Je comprends très bien que les pouvoirs publics soient soucieux d'infléchir certains choix de prescription. Mais je comprends également que les médecins soient irrités de ces mécanismes de contrôle. Il faut se poser la question de l’acception par les prescripteurs et de l’efficience. Nous serons attentifs à ce que les critères de choix de sélection des parcours de soins, des parcours de traitements soient objectifs, transparents et efficients.
La HAS a rendu son avis scientifique sur l’homéopathie, défavorable au maintien du remboursement. Quelle est la position du LEEM ?
Une autorité compétente, indépendante, a rendu son avis. Il est parfaitement légitime que les laboratoires fabricants aient défendu leurs produits en évoquant les arguments scientifiques et le poids économique d’un secteur dont la France est le leader mondial. Maintenant c'est au gouvernement de trancher. Nous serons très attentifs aux décisions prises.
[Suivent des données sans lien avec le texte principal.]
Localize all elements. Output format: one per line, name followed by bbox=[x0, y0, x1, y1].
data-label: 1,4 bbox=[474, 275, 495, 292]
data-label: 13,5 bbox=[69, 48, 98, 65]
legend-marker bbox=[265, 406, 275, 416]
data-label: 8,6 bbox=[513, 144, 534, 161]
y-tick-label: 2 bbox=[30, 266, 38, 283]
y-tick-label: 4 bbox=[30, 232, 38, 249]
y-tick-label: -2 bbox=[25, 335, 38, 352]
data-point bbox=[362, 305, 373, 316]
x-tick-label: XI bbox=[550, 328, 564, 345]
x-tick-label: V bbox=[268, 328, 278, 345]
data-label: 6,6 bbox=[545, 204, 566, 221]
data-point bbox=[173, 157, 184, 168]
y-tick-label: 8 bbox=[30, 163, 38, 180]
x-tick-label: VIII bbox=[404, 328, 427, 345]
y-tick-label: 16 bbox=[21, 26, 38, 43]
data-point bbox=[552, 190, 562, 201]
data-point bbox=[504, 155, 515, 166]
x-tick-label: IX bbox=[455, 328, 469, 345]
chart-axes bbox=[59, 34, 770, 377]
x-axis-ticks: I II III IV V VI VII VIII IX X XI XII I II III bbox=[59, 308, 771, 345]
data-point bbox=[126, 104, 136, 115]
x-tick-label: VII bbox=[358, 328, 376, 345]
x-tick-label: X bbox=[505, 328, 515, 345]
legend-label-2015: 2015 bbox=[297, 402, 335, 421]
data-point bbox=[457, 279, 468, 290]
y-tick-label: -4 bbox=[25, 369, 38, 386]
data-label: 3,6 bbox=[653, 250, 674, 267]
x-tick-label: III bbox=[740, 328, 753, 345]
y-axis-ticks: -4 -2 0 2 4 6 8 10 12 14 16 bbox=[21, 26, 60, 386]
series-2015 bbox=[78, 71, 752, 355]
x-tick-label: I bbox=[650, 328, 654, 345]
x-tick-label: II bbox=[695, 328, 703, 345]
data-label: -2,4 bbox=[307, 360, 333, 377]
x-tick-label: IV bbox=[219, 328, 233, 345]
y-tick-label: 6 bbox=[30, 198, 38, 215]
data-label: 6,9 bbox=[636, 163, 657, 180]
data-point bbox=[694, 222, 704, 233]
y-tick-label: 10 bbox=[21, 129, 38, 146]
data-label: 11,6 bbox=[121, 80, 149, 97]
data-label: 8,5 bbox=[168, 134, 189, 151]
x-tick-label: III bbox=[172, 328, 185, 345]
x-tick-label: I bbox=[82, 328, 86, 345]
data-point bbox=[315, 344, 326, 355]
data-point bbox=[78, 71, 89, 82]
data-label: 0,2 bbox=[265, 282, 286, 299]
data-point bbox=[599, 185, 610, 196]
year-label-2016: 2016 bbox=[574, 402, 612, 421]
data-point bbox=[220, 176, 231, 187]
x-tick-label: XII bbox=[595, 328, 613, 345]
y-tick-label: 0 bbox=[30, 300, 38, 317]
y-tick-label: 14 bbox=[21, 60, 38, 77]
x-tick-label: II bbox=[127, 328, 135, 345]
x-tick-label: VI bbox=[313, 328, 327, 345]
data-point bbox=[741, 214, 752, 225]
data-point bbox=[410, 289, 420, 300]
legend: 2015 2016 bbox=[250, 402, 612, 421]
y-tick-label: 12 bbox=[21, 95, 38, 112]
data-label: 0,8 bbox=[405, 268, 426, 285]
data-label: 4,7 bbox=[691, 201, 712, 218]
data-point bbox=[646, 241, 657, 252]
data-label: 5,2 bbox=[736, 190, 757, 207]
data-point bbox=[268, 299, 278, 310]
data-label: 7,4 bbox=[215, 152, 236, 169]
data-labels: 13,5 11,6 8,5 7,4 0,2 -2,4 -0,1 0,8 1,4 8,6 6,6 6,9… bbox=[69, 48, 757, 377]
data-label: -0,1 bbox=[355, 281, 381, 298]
La pénurie des médicaments s'aggrave. Que proposez-vous ?
Le LEEM a fait des propositions dont la mise en place d'un système de partage des informations entre les différents acteurs concernés et une liste de médicaments d'intérêt sanitaire et stratégique (MISS). Cette liste concerne plusieurs centaines de médicaments de toutes les classes thérapeutiques.
D'autres propositions concernent la promotion de la production de principes actifs en Europe, la sécurisation des prix de certains médicaments anciens dont la rentabilité n’est plus assurée, une modification du code des marchés publics pour permettre aux hôpitaux de disposer de plusieurs fournisseurs, les restrictions aux exportations parallèles pour les médicaments à risque de pénurie.
Je porte deux convictions : d’une part les ruptures sont un phénomène multifactoriel qui nous impose de travailler ensemble et pas les uns contre les autres. D'autre part il faut à tout prix éviter les mécanismes de sanctions dont l’effet immédiat serait de rétrécir l’offre de produits disponibles sur le marché en dissuadant les opérateurs.